The 6 components delivered in the local references by the beams and shells possibly contain null terms depending on the models used. For the most standard models:
three zero terms for beams,
two null terms for shells.
Thus, the stress field will be complete and, above all, it can be enriched whenever the modeling requires it (beam with shear, shell with pinch, etc…).
1.6.2.3. Field EFGE_ELGA, EFGE_ELNO, and EFGE_NOEU#
These are fields containing the forces on the beam or shell elements for exploitation purposes (printing or post-processing visualization) at Gauss points, element-by-element nodes, and nodes.

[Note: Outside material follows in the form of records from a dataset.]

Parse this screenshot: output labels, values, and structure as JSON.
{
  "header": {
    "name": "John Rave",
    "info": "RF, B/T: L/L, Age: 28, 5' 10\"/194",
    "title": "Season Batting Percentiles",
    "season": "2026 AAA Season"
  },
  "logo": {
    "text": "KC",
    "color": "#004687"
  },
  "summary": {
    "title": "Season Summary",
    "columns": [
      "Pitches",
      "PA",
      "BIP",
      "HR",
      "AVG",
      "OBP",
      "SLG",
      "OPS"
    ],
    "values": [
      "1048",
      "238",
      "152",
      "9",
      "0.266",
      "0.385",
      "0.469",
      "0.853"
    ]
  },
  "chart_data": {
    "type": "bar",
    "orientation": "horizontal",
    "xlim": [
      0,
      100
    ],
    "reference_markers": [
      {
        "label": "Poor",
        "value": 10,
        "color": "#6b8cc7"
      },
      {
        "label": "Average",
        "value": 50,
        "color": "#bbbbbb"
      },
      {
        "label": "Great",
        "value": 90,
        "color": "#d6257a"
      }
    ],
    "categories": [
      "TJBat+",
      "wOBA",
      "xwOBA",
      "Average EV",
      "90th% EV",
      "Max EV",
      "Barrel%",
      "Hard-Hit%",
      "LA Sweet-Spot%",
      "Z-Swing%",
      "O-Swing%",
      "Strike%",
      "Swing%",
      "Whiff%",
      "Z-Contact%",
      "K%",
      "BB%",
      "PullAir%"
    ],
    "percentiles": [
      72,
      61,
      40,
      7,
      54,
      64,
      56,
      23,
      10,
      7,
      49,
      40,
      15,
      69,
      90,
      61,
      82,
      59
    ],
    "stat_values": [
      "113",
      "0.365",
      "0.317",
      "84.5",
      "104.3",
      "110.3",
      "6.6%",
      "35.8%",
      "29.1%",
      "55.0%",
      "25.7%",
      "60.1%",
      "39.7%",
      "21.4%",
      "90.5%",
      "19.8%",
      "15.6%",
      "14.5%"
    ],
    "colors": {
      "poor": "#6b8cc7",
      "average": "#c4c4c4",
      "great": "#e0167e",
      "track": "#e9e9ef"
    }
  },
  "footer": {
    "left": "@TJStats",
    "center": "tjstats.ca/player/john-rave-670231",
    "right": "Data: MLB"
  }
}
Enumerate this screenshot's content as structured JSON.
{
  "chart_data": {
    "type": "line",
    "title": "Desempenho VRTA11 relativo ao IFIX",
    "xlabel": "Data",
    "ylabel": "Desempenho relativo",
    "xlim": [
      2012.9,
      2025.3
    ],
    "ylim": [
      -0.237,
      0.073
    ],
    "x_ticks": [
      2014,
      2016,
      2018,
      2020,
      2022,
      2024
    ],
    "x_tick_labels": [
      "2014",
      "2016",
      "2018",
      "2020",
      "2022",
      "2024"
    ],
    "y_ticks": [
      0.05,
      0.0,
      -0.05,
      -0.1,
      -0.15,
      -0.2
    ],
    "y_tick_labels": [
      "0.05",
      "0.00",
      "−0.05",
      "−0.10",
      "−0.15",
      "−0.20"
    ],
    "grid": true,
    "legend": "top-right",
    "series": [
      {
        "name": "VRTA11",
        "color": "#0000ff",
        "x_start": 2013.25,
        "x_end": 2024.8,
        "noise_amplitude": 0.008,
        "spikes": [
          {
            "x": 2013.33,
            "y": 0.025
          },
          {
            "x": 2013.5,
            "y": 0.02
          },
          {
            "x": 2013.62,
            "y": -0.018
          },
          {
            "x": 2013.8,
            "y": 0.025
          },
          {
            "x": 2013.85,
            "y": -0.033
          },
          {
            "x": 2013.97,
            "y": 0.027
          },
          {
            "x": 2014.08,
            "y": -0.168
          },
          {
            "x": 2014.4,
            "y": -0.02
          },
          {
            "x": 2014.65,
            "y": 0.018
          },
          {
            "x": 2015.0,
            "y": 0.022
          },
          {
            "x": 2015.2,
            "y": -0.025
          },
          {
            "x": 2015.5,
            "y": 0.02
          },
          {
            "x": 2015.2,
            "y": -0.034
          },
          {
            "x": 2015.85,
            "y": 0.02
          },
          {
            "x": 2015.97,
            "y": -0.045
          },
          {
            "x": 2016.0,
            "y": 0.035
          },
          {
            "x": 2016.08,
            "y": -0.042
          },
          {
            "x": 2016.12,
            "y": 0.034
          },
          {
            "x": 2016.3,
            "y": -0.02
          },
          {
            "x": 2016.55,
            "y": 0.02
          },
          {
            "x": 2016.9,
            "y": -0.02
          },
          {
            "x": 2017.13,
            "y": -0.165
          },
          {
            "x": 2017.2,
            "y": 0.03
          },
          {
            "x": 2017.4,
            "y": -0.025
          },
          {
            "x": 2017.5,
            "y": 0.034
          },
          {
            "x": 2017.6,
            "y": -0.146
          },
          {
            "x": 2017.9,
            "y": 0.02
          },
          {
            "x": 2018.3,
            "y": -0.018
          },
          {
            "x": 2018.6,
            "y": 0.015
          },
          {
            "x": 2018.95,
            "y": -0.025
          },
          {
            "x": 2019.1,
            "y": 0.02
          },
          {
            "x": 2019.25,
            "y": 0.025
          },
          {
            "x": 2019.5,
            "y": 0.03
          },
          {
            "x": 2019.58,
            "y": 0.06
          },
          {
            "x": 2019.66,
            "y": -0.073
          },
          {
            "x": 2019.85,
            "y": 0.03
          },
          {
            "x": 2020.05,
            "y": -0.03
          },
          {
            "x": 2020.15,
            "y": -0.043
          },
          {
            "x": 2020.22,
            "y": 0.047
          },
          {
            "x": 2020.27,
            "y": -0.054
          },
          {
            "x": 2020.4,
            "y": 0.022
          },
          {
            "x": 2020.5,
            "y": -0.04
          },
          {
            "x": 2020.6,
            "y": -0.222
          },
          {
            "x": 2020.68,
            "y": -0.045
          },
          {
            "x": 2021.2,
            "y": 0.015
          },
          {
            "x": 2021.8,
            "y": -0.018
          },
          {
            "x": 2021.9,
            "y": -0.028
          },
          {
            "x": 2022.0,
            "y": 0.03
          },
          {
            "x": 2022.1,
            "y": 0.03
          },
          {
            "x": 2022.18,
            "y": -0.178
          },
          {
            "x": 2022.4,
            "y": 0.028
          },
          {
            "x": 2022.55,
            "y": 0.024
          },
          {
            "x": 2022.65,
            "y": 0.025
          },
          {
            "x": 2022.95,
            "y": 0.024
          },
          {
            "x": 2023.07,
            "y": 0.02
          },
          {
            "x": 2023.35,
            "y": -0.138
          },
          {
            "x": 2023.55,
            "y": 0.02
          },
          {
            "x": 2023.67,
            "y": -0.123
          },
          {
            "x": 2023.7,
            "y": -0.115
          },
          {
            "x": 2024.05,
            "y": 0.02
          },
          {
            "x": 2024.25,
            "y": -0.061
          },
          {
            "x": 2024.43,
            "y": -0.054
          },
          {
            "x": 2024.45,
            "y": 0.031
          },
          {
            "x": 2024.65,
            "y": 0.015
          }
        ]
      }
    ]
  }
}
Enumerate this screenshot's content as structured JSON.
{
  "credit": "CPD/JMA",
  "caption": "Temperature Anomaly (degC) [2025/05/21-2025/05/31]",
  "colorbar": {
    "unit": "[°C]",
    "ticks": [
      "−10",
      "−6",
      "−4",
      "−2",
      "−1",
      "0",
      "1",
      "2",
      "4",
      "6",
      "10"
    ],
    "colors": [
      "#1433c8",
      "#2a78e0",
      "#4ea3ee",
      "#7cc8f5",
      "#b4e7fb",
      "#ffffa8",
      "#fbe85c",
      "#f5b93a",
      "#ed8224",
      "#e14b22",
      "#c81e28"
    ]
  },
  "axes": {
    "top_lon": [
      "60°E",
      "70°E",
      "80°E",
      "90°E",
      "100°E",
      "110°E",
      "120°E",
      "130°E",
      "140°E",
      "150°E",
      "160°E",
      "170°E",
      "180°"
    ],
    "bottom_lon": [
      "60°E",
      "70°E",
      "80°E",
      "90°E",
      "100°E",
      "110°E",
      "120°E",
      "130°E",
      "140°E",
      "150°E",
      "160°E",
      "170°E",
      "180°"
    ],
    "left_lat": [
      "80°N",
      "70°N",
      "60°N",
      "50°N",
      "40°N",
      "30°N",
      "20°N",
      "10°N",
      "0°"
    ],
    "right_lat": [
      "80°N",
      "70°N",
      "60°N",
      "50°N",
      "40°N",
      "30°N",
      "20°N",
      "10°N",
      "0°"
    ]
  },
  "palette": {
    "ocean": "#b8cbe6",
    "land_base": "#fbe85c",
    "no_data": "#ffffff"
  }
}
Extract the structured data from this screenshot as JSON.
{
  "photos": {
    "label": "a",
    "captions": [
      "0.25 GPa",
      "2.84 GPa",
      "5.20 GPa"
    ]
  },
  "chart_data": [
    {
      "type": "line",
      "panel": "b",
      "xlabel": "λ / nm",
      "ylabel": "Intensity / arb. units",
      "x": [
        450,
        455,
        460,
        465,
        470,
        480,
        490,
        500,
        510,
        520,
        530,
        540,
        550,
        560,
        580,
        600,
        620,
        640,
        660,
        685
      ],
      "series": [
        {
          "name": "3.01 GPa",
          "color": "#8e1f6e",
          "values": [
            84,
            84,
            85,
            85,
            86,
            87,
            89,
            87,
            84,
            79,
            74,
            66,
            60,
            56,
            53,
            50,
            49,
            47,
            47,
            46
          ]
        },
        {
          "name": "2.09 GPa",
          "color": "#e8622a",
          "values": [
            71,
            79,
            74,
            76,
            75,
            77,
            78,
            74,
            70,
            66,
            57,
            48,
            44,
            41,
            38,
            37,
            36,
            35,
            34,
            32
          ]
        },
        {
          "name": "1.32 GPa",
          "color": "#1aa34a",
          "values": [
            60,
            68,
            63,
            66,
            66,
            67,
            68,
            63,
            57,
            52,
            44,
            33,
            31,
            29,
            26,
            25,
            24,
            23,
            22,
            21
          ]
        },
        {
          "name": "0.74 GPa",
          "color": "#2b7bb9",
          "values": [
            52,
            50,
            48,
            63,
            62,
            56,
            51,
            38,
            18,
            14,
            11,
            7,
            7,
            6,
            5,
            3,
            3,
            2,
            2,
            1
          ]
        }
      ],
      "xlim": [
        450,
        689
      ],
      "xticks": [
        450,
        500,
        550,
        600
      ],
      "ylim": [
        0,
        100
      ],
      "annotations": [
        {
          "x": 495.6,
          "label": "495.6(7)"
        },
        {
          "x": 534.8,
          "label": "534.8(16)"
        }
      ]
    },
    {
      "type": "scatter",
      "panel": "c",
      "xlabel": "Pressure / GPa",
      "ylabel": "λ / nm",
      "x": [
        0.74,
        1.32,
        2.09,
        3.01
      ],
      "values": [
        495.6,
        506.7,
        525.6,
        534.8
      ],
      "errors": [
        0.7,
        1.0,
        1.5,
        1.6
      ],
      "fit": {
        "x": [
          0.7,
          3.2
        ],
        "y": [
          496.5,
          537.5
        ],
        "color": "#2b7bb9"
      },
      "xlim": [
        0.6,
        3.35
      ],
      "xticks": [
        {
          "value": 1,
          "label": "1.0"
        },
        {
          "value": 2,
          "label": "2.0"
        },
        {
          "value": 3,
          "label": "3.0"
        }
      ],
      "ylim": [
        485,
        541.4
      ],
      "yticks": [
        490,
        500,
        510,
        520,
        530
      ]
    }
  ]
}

1.6.3. Calculation of nodal forces and generalized reactions#
The generalized nodal forces are calculated from the stress state, only one option is provided:
Calculation option |
Symbolic concept name RESULTAT |
Calculation performed |
Massive elements (3D, 2D) |
Beam, discrete elements |
Shell |
|
FORC_NODA |
same |
from field SIEF_ELGA |
Forces |
Forces |
Forces and moments |
Forces and moments |
Nodal forces (dual in the sense of the energy \(W\) of nodal movements) have the same components as displacements, namely:
DX, DY, DZ, DRX, DRY, DRZ
Option REAC_NODA of the CALC_CHAMP operator makes a call to FORC_NODA and subtracts:
static loading,
loading, inertial and viscous forces in dynamics (in fact, the viscous contribution in dynamics is currently overlooked in CALC_CHAMP).
For massive elements, FORC_NODA in general have the dimension of a force. This is a field on mesh nodes where the value in a node is obtained from the constraints calculated on the elements competing with this node, so their values therefore vary when the mesh changes. In the absence of distributed loading, equilibrium imposes their nullity in an internal node, while they correspond to the reaction on the supports where a kinematic relationship is imposed (case of an imposed displacement).
In the case of shells, the components DX, DY and DZ give the FORC_NODA values (the dimensions of a force) in the global coordinate system of the mesh. These components are built with normal and sharp forces in the shell. The components DRX, DRY and DRZ give the FORC_NODA (moment dimensions) in the global coordinate system of the mesh, constructed with the bending moments in the shell.